Linux Journal: Linux as a Video DesktopJan 21, 2001, 14:11 (0 Talkback[s])
(Other stories by Robin Rowe)
"For the Oscar award-winning movie Titanic the production studio Digital Domain used Linux on a network of more than a hundred DEC Alpha machines to render the special effects. However, they used 350 SGI machines running IRIX and a hundred DEC Alphas running Windows NT for the artistic aspects of the production. Linux was judged not-ready in 1997 for the video desktop. What's developed with Linux as a desktop operating system for video production in the last few years?"

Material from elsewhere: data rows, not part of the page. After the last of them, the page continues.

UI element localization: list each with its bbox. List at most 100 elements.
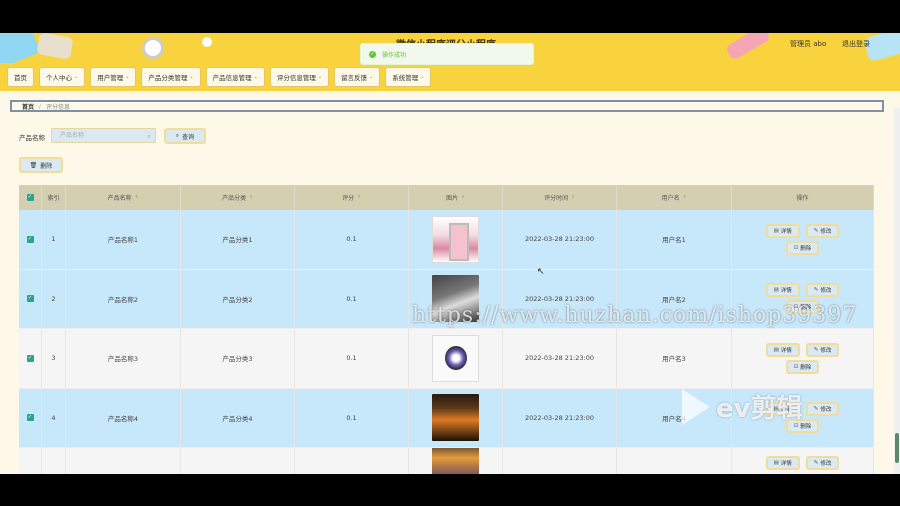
col-label: 评分 [342, 195, 355, 202]
nav-item-system[interactable]: 系统管理 ⌄ [385, 67, 432, 87]
table-row[interactable]: ✓ 3 产品名称3 产品分类3 0.1 2022-03-28 21:23:00 … [19, 329, 874, 389]
delete-button-label: 删除 [40, 162, 53, 170]
document-icon: ▤ [773, 459, 779, 466]
cell-category: 产品分类4 [181, 388, 295, 447]
col-time[interactable]: 评分时间 ⇕ [503, 185, 617, 210]
detail-button[interactable]: ▤ 详情 [765, 223, 800, 238]
col-label: 评分时间 [544, 195, 569, 202]
col-score[interactable]: 评分 ⇕ [295, 185, 409, 210]
vertical-scrollbar[interactable] [894, 108, 900, 474]
row-checkbox[interactable]: ✓ [19, 269, 42, 328]
nav-item-feedback[interactable]: 留言反馈 ⌄ [334, 67, 381, 87]
detail-button[interactable]: ▤ 详情 [765, 455, 800, 470]
nav-item-label: 用户管理 [97, 74, 124, 82]
table-row[interactable]: ▤ 详情 ✎ 修改 [19, 448, 874, 474]
trash-icon: ⊡ [793, 244, 799, 251]
breadcrumb-separator: / [39, 102, 42, 110]
edit-label: 修改 [820, 347, 832, 354]
col-category[interactable]: 产品分类 ⇕ [181, 185, 295, 210]
cell-image [409, 210, 503, 269]
chevron-down-icon: ⌄ [74, 74, 79, 80]
table-row[interactable]: ✓ 1 产品名称1 产品分类1 0.1 2022-03-28 21:23:00 … [19, 210, 874, 270]
nav-item-category[interactable]: 产品分类管理 ⌄ [141, 67, 201, 87]
product-image[interactable] [432, 394, 479, 442]
decor-illustration [36, 33, 74, 60]
cell-empty [503, 448, 617, 474]
cell-actions: ▤ 详情 ✎ 修改 [732, 448, 874, 474]
cell-index: 3 [42, 329, 66, 388]
edit-button[interactable]: ✎ 修改 [805, 223, 840, 238]
edit-button[interactable]: ✎ 修改 [805, 402, 840, 417]
chevron-down-icon: ⌄ [317, 74, 323, 80]
video-letterbox-top [0, 0, 900, 33]
logout-link[interactable]: 退出登录 [842, 39, 870, 49]
select-all-checkbox[interactable]: ✓ [19, 185, 42, 210]
video-letterbox-bottom [0, 474, 900, 506]
detail-label: 详情 [780, 288, 792, 295]
detail-button[interactable]: ▤ 详情 [765, 283, 800, 298]
cell-empty [181, 448, 295, 474]
decor-illustration [142, 37, 164, 59]
search-label: 产品名称 [19, 134, 45, 142]
nav-item-product[interactable]: 产品信息管理 ⌄ [205, 67, 265, 87]
breadcrumb-home[interactable]: 首页 [22, 102, 34, 111]
search-icon: ⌕ [147, 133, 151, 140]
chevron-down-icon: ⌄ [125, 74, 130, 80]
col-username[interactable]: 用户名 ⇕ [617, 185, 732, 210]
watermark-text: https://www.huzhan.com/ishop39397 [412, 303, 858, 328]
product-image[interactable] [432, 215, 479, 263]
nav-item-label: 评分信息管理 [276, 74, 316, 82]
row-checkbox[interactable]: ✓ [19, 210, 42, 269]
top-nav: 首页 个人中心 ⌄ 用户管理 ⌄ 产品分类管理 ⌄ 产品信息管理 ⌄ 评分信息管理 ⌄ 留… [0, 63, 900, 91]
detail-button[interactable]: ▤ 详情 [765, 342, 800, 357]
nav-item-rating[interactable]: 评分信息管理 ⌄ [269, 67, 330, 87]
cell-empty [295, 448, 409, 474]
toast-message: 操作成功 [382, 51, 407, 59]
cell-score: 0.1 [295, 329, 409, 388]
col-image[interactable]: 图片 ⇕ [409, 185, 503, 210]
nav-item-label: 系统管理 [392, 74, 419, 82]
nav-item-profile[interactable]: 个人中心 ⌄ [39, 67, 86, 87]
sort-icon: ⇕ [682, 195, 687, 200]
row-checkbox[interactable]: ✓ [19, 329, 42, 388]
pencil-icon: ✎ [813, 406, 819, 413]
sort-icon: ⇕ [571, 195, 575, 200]
cell-category: 产品分类1 [181, 210, 295, 269]
delete-button[interactable]: ⊡ 删除 [785, 240, 820, 255]
search-input[interactable]: 产品名称 ⌕ [51, 128, 156, 143]
scrollbar-thumb[interactable] [895, 433, 899, 463]
cell-product-name: 产品名称4 [66, 388, 181, 447]
cell-username: 用户名1 [617, 210, 732, 269]
breadcrumb: 首页 / 评分信息 [10, 100, 884, 112]
chevron-down-icon: ⌄ [420, 74, 425, 80]
cell-image [409, 329, 503, 388]
batch-delete-button[interactable]: 🗑 删除 [19, 157, 63, 173]
cell-product-name: 产品名称2 [66, 269, 181, 328]
cell-time: 2022-03-28 21:23:00 [503, 388, 617, 447]
search-icon: ⌕ [175, 132, 180, 139]
delete-label: 删除 [800, 364, 812, 371]
col-index: 索引 [42, 185, 66, 210]
sort-icon: ⇕ [357, 195, 361, 200]
product-image[interactable] [432, 448, 479, 474]
sort-icon: ⇕ [461, 195, 465, 200]
edit-label: 修改 [820, 460, 832, 467]
nav-item-users[interactable]: 用户管理 ⌄ [90, 67, 137, 87]
col-product-name[interactable]: 产品名称 ⇕ [66, 185, 181, 210]
search-button-label: 查询 [182, 133, 195, 141]
cell-category: 产品分类2 [181, 269, 295, 328]
search-button[interactable]: ⌕ 查询 [164, 128, 206, 144]
product-image[interactable] [432, 334, 479, 382]
cell-category: 产品分类3 [181, 329, 295, 388]
nav-item-home[interactable]: 首页 [7, 67, 34, 87]
document-icon: ▤ [773, 287, 779, 294]
row-checkbox[interactable]: ✓ [19, 388, 42, 447]
pencil-icon: ✎ [813, 346, 819, 353]
pencil-icon: ✎ [813, 227, 819, 234]
edit-button[interactable]: ✎ 修改 [805, 283, 840, 298]
col-label: 产品名称 [107, 195, 132, 202]
delete-button[interactable]: ⊡ 删除 [785, 359, 820, 374]
edit-button[interactable]: ✎ 修改 [805, 455, 840, 470]
sort-icon: ⇕ [249, 195, 253, 200]
edit-button[interactable]: ✎ 修改 [805, 342, 840, 357]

"For Linux to be a player in the realm of television and motion picture production it must have stunning graphics capabilities, high-performance disk I/O with support for the very large file sizes video needs, integration with analog and digital video input/output devices, and the actual video applications themselves. As these capabilities are becoming available on Linux, the companies that develop video applications (including the company I work for) are looking at Linux in a new way."

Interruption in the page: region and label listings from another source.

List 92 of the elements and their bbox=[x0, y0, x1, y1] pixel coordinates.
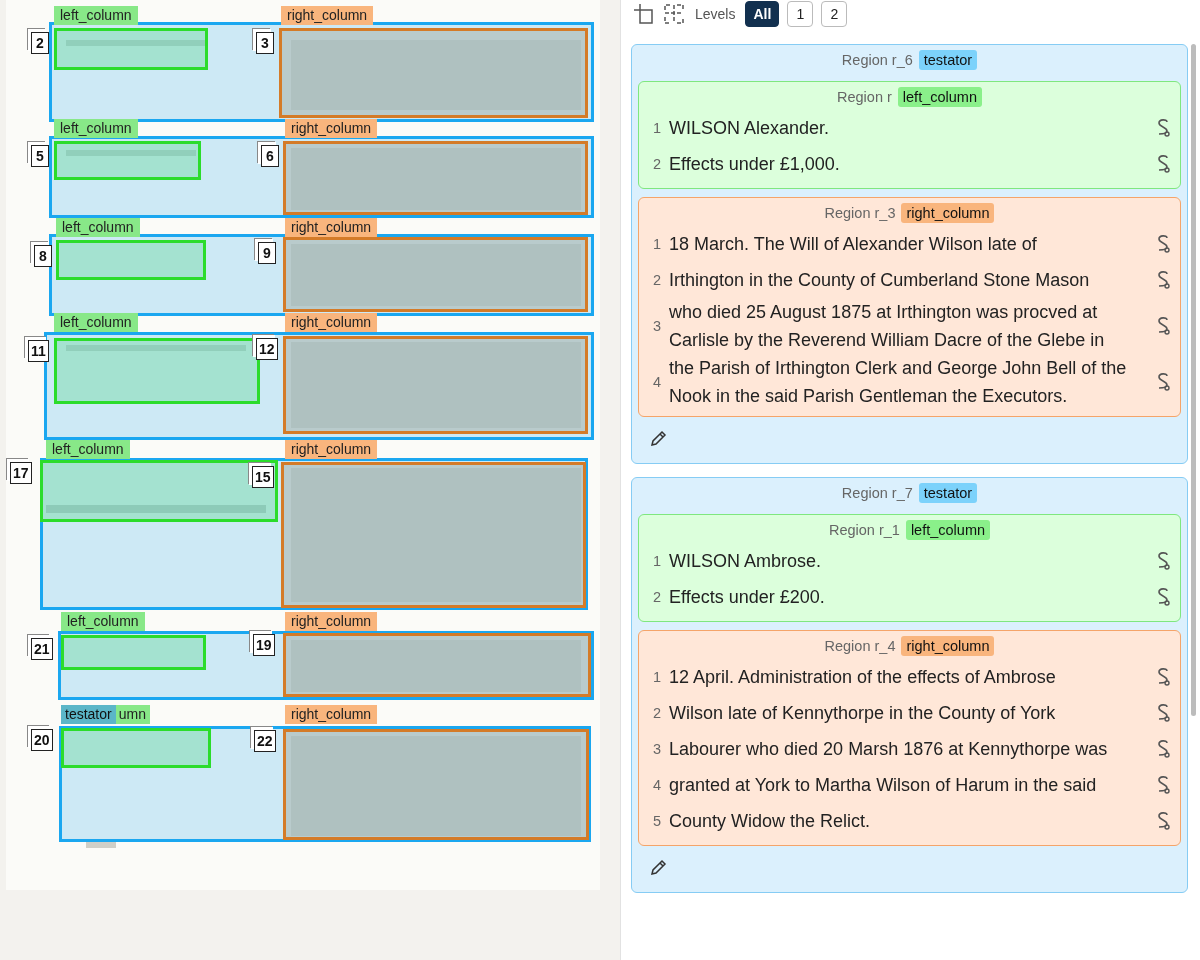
crop-icon[interactable] bbox=[633, 3, 655, 25]
region-box[interactable] bbox=[54, 141, 201, 180]
region-label: testator bbox=[61, 705, 116, 724]
region-label: left_column bbox=[61, 612, 145, 631]
link-icon[interactable] bbox=[1156, 551, 1170, 571]
line-text: County Widow the Relict. bbox=[669, 810, 872, 833]
link-icon[interactable] bbox=[1156, 372, 1170, 392]
line-text: Effects under £200. bbox=[669, 586, 826, 609]
link-icon[interactable] bbox=[1156, 667, 1170, 687]
region-box[interactable] bbox=[54, 338, 260, 404]
region-box[interactable] bbox=[281, 462, 586, 608]
line-number: 1 bbox=[651, 236, 661, 252]
region-label: right_column bbox=[281, 6, 374, 25]
region-box[interactable] bbox=[283, 141, 588, 215]
region-tag: left_column bbox=[905, 520, 991, 540]
grid-icon[interactable] bbox=[663, 3, 685, 25]
levels-label: Levels bbox=[695, 6, 736, 22]
link-icon[interactable] bbox=[1156, 811, 1170, 831]
link-icon[interactable] bbox=[1156, 587, 1170, 607]
line-number: 4 bbox=[651, 777, 661, 793]
region-box[interactable] bbox=[283, 237, 588, 312]
region-tag: left_column bbox=[897, 87, 982, 107]
region-box[interactable] bbox=[61, 728, 211, 768]
line-number: 1 bbox=[651, 553, 661, 569]
region-label: left_column bbox=[56, 218, 140, 237]
level-button[interactable]: 2 bbox=[821, 1, 848, 27]
line-number: 1 bbox=[651, 669, 661, 685]
line-number: 3 bbox=[651, 318, 661, 334]
region-box[interactable] bbox=[40, 460, 278, 522]
region-tag: right_column bbox=[901, 636, 995, 656]
region-box[interactable] bbox=[61, 635, 206, 670]
line-number: 5 bbox=[651, 813, 661, 829]
line-text: WILSON Alexander. bbox=[669, 117, 831, 140]
region-label: left_column bbox=[54, 6, 138, 25]
line-number: 3 bbox=[651, 741, 661, 757]
region-box[interactable] bbox=[279, 28, 588, 118]
region-title: Region r_7 bbox=[841, 485, 913, 501]
line-text: Wilson late of Kennythorpe in the County of York bbox=[669, 702, 1057, 725]
scrollbar[interactable] bbox=[1191, 44, 1196, 716]
region-box[interactable] bbox=[54, 28, 208, 70]
region-title: Region r_4 bbox=[824, 638, 896, 654]
region-title: Region r bbox=[837, 89, 892, 105]
region-title: Region r_6 bbox=[841, 52, 913, 68]
line-text: Effects under £1,000. bbox=[669, 153, 841, 176]
link-icon[interactable] bbox=[1156, 316, 1170, 336]
region-label: right_column bbox=[285, 705, 378, 724]
region-box[interactable] bbox=[283, 336, 588, 434]
region-box[interactable] bbox=[283, 729, 589, 840]
region-label: right_column bbox=[285, 119, 378, 138]
line-number: 2 bbox=[651, 156, 661, 172]
region-box[interactable] bbox=[44, 332, 594, 440]
region-box[interactable] bbox=[56, 240, 206, 280]
line-number: 4 bbox=[651, 374, 661, 390]
region-box[interactable] bbox=[58, 631, 594, 700]
region-tag: testator bbox=[918, 483, 978, 503]
link-icon[interactable] bbox=[1156, 270, 1170, 290]
region-box[interactable] bbox=[283, 633, 591, 697]
region-label: left_column bbox=[54, 119, 138, 138]
region-label: right_column bbox=[285, 313, 378, 332]
line-text: the Parish of Irthington Clerk and George John Bell of the Nook in the said Parish Gentleman the Executors. bbox=[669, 357, 1128, 408]
line-number: 2 bbox=[651, 589, 661, 605]
link-icon[interactable] bbox=[1156, 118, 1170, 138]
link-icon[interactable] bbox=[1156, 154, 1170, 174]
region-label: right_column bbox=[285, 440, 378, 459]
region-box[interactable] bbox=[59, 726, 591, 842]
region-label: right_column bbox=[285, 612, 378, 631]
line-text: WILSON Ambrose. bbox=[669, 550, 823, 573]
line-text: 18 March. The Will of Alexander Wilson late of bbox=[669, 233, 1038, 256]
line-number: 1 bbox=[651, 120, 661, 136]
line-text: Irthington in the County of Cumberland Stone Mason bbox=[669, 269, 1091, 292]
region-tag: right_column bbox=[901, 203, 995, 223]
region-label: left_column bbox=[46, 440, 130, 459]
level-button[interactable]: All bbox=[745, 1, 780, 27]
line-text: Labourer who died 20 Marsh 1876 at Kennythorpe was bbox=[669, 738, 1109, 761]
pencil-icon[interactable] bbox=[650, 429, 668, 447]
line-number: 2 bbox=[651, 272, 661, 288]
region-label: umn bbox=[115, 705, 150, 724]
level-button[interactable]: 1 bbox=[787, 1, 814, 27]
link-icon[interactable] bbox=[1156, 739, 1170, 759]
region-title: Region r_1 bbox=[828, 522, 900, 538]
link-icon[interactable] bbox=[1156, 234, 1170, 254]
region-tag: testator bbox=[918, 50, 978, 70]
line-text: 12 April. Administration of the effects of Ambrose bbox=[669, 666, 1057, 689]
region-label: left_column bbox=[54, 313, 138, 332]
region-box[interactable] bbox=[40, 458, 588, 610]
link-icon[interactable] bbox=[1156, 703, 1170, 723]
pencil-icon[interactable] bbox=[650, 858, 668, 876]
link-icon[interactable] bbox=[1156, 775, 1170, 795]
region-title: Region r_3 bbox=[824, 205, 896, 221]
line-text: granted at York to Martha Wilson of Harum in the said bbox=[669, 774, 1098, 797]
region-label: right_column bbox=[285, 218, 378, 237]
line-number: 2 bbox=[651, 705, 661, 721]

"Because Digital Convergence seems like too much of a mouthful for a title, and Linux Multimedia too lame, we'll call the column Media/GFX. GFX is an abbreviation of ``graphics'' used in television news rundowns and scripts, a term I picked up years ago as technical director for news production at an NBC television station. Media/GFX will tell about our travails with Linux over the next year as we install multimedia applications and make progress on the programming front and will discuss what it is like to develop multimedia applications for Linux from scratch. My own area of expertise is video software design using C++ and Java, and that's always interesting (and frustrating) on any platform. Video applications are always some of the most challenging because of the demands they make on the CPU, disk and I/O systems."